The exercise identified major areas of traffic congestion in problematic areas in areas such as the Kappara and Addolorata junctions, as well as the stretch of road between Paceville and St Andrews – spots for which projects have all been identified and drawn up.

E150 million from the Malta’s five-year EU funding of E850 was eventually allocated for road projects, while further funding would also be derived from government budgets.

“Hopefully next year we will be tackling Council of Europe Road in Luqa, Marfa Road, the last remaining bits in Gozo and the roads leading to the cruise liner terminal,” he adds.

Two major projects aimed at solving long-standing traffic bottlenecks – multi-level junctions at the Kappara and Addolorata junctions – are both on the table.

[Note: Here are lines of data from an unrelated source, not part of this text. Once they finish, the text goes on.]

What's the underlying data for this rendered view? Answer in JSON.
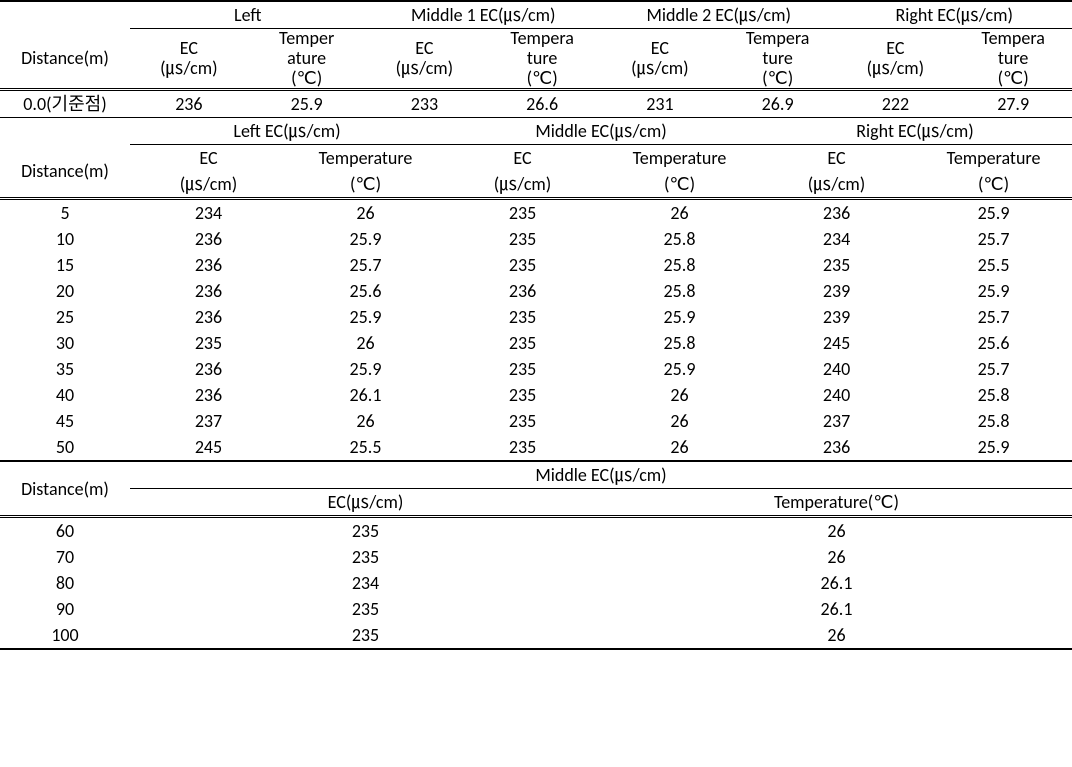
{
  "labels": {
    "distance": "Distance(m)",
    "ec": "EC",
    "ec_unit": "(㎲/cm)",
    "ec_full": "EC(㎲/cm)",
    "temp": "Tempera",
    "temp2": "ture",
    "temp_line1": "Temper",
    "temp_line2": "ature",
    "temp_unit": "(℃)",
    "temperature": "Temperature",
    "temperature_full": "Temperature(℃)",
    "left": "Left",
    "middle1": "Middle 1 EC(㎲/cm)",
    "middle2": "Middle 2 EC(㎲/cm)",
    "right": "Right EC(㎲/cm)",
    "left_ec": "Left EC(㎲/cm)",
    "middle_ec": "Middle EC(㎲/cm)",
    "right_ec2": "Right EC(㎲/cm)",
    "middle_only": "Middle EC(㎲/cm)"
  },
  "section1": {
    "row_label": "0.0(기준점)",
    "data": [
      "236",
      "25.9",
      "233",
      "26.6",
      "231",
      "26.9",
      "222",
      "27.9"
    ]
  },
  "section2": {
    "rows": [
      {
        "d": "5",
        "v": [
          "234",
          "26",
          "235",
          "26",
          "236",
          "25.9"
        ]
      },
      {
        "d": "10",
        "v": [
          "236",
          "25.9",
          "235",
          "25.8",
          "234",
          "25.7"
        ]
      },
      {
        "d": "15",
        "v": [
          "236",
          "25.7",
          "235",
          "25.8",
          "235",
          "25.5"
        ]
      },
      {
        "d": "20",
        "v": [
          "236",
          "25.6",
          "236",
          "25.8",
          "239",
          "25.9"
        ]
      },
      {
        "d": "25",
        "v": [
          "236",
          "25.9",
          "235",
          "25.9",
          "239",
          "25.7"
        ]
      },
      {
        "d": "30",
        "v": [
          "235",
          "26",
          "235",
          "25.8",
          "245",
          "25.6"
        ]
      },
      {
        "d": "35",
        "v": [
          "236",
          "25.9",
          "235",
          "25.9",
          "240",
          "25.7"
        ]
      },
      {
        "d": "40",
        "v": [
          "236",
          "26.1",
          "235",
          "26",
          "240",
          "25.8"
        ]
      },
      {
        "d": "45",
        "v": [
          "237",
          "26",
          "235",
          "26",
          "237",
          "25.8"
        ]
      },
      {
        "d": "50",
        "v": [
          "245",
          "25.5",
          "235",
          "26",
          "236",
          "25.9"
        ]
      }
    ]
  },
  "section3": {
    "rows": [
      {
        "d": "60",
        "ec": "235",
        "t": "26"
      },
      {
        "d": "70",
        "ec": "235",
        "t": "26"
      },
      {
        "d": "80",
        "ec": "234",
        "t": "26.1"
      },
      {
        "d": "90",
        "ec": "235",
        "t": "26.1"
      },
      {
        "d": "100",
        "ec": "235",
        "t": "26"
      }
    ]
  },
  "style": {
    "type": "table",
    "background_color": "#ffffff",
    "text_color": "#000000",
    "rule_thin": "1px solid #000",
    "rule_thick": "2px solid #000",
    "rule_double": "3px double #000",
    "font_family": "Malgun Gothic",
    "font_size_pt": 13
  }
}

The Kappara project, Mr Mugliett says, should be tackled in 2009 with a call for tenders to be issued sometime next year. The Addolorata project, meanwhile, could be expected to come on stream one or two years later.

A substantial proportion of the annual budget is also to be injected into an evolving ongoing maintenance programme, which Mr Mugliett points to as an essential element in the overall roads programme and one that is to become a permanent fixture.

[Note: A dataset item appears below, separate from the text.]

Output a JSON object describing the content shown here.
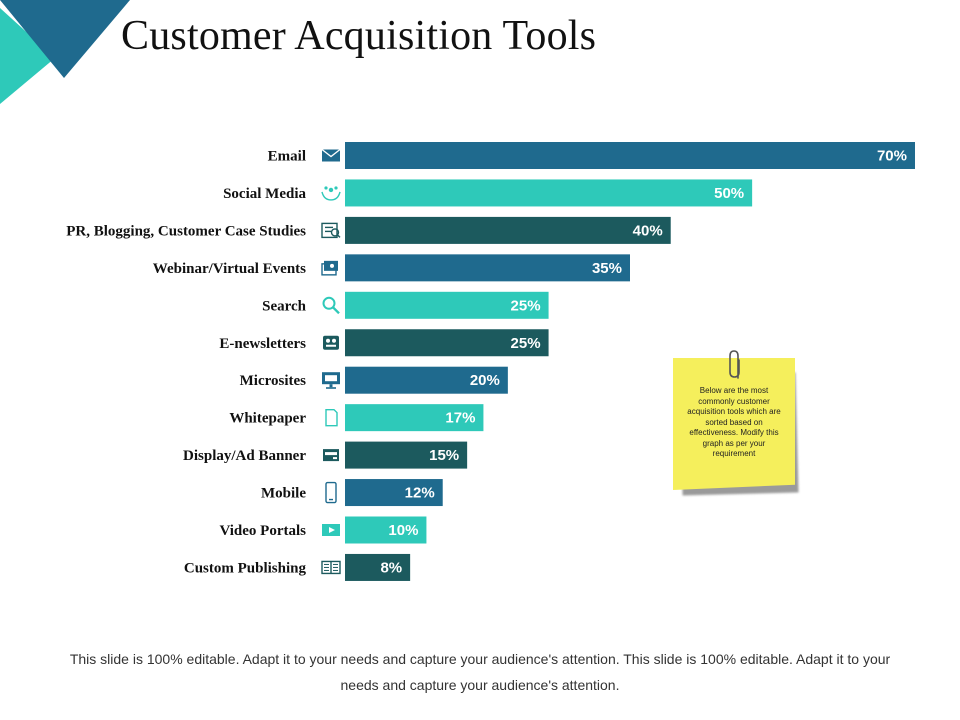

“We now have an obligation to maintain the projects throughout their design life – you cannot design a road to last 25 years and never expect to have to intervene on that road at some point in time in those 25 years,” Mr Mugliett comments. “Once we are spending so much on capital projects, the maintenance expenditure has to be proportionate and we are creating a structure to do just that. The programme will be a strong intrinsic element of our works programme from 2009 onwards.”

Another project in the pipeline addresses traffic management and envisages the monitoring and management of traffic by the ADT through a network of CCTVs and information systems. The system is aimed at seeing the ADT become more hands on in managing traffic, public transport and parking.

A tender, Mr Mugliett added, is about to be awarded for the new trackless train system, while new forms of transport such as electric minicabs and open-top buses have also been introduced. Negotiations on the vertical connections project for Valletta are also expected to be finalised in the coming weeks.

“These have been major challenges,” he said. “Over the last three years the ADT has not only been struggling with controversies, it has been coming up with projects such as these, as well as others such as the park and rides and the CVA for Valletta.

“New ground has been broken in a number of areas within the ADT’s extremely wide remit, and I hope this will continue to be the thinking at the ADT in the coming years.”